Arc Length Formulas

Question

Use the arc length formula to find the arc length of the upper half of the circle with center at $(0,0)$ and radius $3$. Also, find the arc length of the curve in the first question by using elementary geometry.

Answer 1

HINTS: The parametrisation of a circle of radius $r$ in $\mathbb{R}^2$ is given by

$$\gamma(t) = (r \cos (t), r \sin (t)).$$

Arclength is calculated by working out

$$\int_a^b | \gamma'(t)| dt,$$

where $a, b$ are the two ends of your interval and $|\gamma ' (t)|$ is the velocity of the cure.

EDIT: Ok, assuming you have made some kind of attempt, here is how to answer the question:

We are told that the radius of the circle is $3$, so using my first hint, we can write the circle as

$$\gamma(t) = (3 \cos (t), 3 \sin (t)).$$

Now, we want to calculate the arc length of the upper half. We know that a regular circle goes from $0$ round to $2 \pi$ and so if we want just the upper half, we take half of this and we get our interval to be from $0$ and $\pi$, i.e we have $a = 0$ and $b = \pi$.

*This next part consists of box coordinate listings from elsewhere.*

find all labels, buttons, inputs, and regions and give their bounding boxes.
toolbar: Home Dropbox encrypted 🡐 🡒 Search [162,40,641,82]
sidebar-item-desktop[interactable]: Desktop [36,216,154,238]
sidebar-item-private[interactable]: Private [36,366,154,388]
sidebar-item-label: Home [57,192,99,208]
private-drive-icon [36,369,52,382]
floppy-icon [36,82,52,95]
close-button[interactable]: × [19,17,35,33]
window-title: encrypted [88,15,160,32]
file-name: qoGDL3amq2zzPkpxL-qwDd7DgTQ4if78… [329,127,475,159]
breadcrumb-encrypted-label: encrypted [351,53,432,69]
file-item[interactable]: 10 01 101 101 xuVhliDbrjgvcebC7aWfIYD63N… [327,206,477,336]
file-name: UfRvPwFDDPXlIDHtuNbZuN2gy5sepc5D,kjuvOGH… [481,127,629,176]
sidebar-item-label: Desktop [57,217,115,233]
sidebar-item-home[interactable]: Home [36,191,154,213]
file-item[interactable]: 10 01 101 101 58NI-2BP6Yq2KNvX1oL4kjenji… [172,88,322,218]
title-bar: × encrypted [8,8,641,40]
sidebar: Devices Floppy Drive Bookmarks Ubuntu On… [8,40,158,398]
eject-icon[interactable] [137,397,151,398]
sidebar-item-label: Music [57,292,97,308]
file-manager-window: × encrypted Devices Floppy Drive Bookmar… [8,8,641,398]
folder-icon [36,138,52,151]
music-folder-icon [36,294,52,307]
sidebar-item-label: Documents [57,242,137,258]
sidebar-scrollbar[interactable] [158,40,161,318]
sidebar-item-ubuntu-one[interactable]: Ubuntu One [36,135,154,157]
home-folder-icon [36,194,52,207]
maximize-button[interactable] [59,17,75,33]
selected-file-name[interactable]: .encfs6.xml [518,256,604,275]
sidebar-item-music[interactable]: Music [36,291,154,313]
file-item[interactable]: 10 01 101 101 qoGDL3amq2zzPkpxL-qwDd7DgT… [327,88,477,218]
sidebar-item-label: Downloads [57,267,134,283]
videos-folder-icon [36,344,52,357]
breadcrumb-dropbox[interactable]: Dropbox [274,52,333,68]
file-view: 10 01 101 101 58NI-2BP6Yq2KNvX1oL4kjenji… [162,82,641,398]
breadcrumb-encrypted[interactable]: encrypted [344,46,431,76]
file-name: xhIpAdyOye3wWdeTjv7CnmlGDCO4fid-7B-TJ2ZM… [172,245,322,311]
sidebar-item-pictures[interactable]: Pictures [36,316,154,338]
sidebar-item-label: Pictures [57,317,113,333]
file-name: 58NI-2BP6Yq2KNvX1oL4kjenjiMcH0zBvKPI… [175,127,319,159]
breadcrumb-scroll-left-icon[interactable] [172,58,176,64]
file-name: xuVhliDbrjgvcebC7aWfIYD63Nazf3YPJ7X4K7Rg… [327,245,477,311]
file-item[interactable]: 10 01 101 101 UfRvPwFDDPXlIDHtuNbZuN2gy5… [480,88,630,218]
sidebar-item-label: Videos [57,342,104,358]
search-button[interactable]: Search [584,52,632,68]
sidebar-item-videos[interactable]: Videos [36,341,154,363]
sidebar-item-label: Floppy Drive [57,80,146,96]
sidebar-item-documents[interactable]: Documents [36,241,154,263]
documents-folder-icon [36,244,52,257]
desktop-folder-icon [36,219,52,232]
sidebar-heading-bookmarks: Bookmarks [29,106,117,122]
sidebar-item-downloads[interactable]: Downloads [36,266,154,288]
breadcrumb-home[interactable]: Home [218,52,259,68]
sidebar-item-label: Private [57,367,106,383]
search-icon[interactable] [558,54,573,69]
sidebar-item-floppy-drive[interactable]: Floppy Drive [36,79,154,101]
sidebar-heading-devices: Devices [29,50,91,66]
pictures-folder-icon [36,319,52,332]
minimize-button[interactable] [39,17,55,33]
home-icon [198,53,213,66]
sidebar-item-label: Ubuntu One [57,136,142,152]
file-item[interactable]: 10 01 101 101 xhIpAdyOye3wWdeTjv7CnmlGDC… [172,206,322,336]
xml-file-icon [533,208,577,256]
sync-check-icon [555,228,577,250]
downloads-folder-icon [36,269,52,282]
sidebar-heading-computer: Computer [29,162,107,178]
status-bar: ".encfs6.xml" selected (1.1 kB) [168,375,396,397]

Next, we want to calculate $| \gamma ' (t)|$:

$$\gamma(t) = (3 \cos (t), 3 \sin (t)),$$ $$\gamma'(t) = (-3 \sin (t), 3 \cos (t)),$$ $$|\gamma'(t)| = |(-3 \sin (t), 3 \cos (t)| = \sqrt{(-3 \sin (t))^2 + (3\cos (t))^2} = \sqrt{9\sin ^2(t) + 9 \cos ^2(t)} = \sqrt{9(\cos ^2(t) + \sin ^2(t))} = 3,$$

which means to find the arc length, we now have to solve the equation

$$\int_{0}^{\pi} 3 dt$$ $$= [3t]_{0}^{\pi}$$ $$= 3(\pi) - 3(0) = 3\pi.$$

Now, if you wanted to check to see if your answer is correct, you can use a different method, i.e like one Andre Nicolas used, and you will see that you get the same answer.

Answer 2

The preexisting (good) answer addresses the first half of your question, on calculus. As to the second half —

find the arc length of the curve in the first question by using elementary geometry

— note that the arclength of the upper half of a circle is half the perimeter of the circle, and that a formula for a circle's perimeter is (likely) known to you from a previous course in geometry.

Answer 3

If you are in the "arclength" section of a calculus course, you will have seen that the arclength of the curve $y=f(x)$, from $x=a$ to $x=b$, is given by $$\int_a^b \sqrt{1+(f'(x))^2}\,dx=\int_a^b \sqrt{1+\left(\frac{dy}{dx}\right)^2}\,dx.$$ Our circle has equation $x^2+y^2=9$, so the upper half of the circle has equation $y=\sqrt{9-x^2}$. Differentiate. We get $$\frac{dy}{dx}=-\frac{x}{\sqrt{9-x^2}}.$$ Thus $$1+\left(\frac{dy}{dx}\right)^2=1+\frac{x^2}{9-x^2}=\frac{9}{9-x^2},$$ and therefore for the arclength we need to find $$\int_{x=-3}^3 \frac{3\,dx}{\sqrt{9-x^2}}.$$ To evaluate the integral, either make the substitution $x=3\sin t$, or make the substitution $x=3u$. We do the second. Then $dx=3\,du$. After we make the substitution, we arrive at $$\int_{u=-1}^1 \frac{3\,du}{\sqrt{1-u^2}}.$$ Now, using the fact that $\int\frac{du}{\sqrt{1-u^2}}=\arcsin u+C$, we can complete the calculation.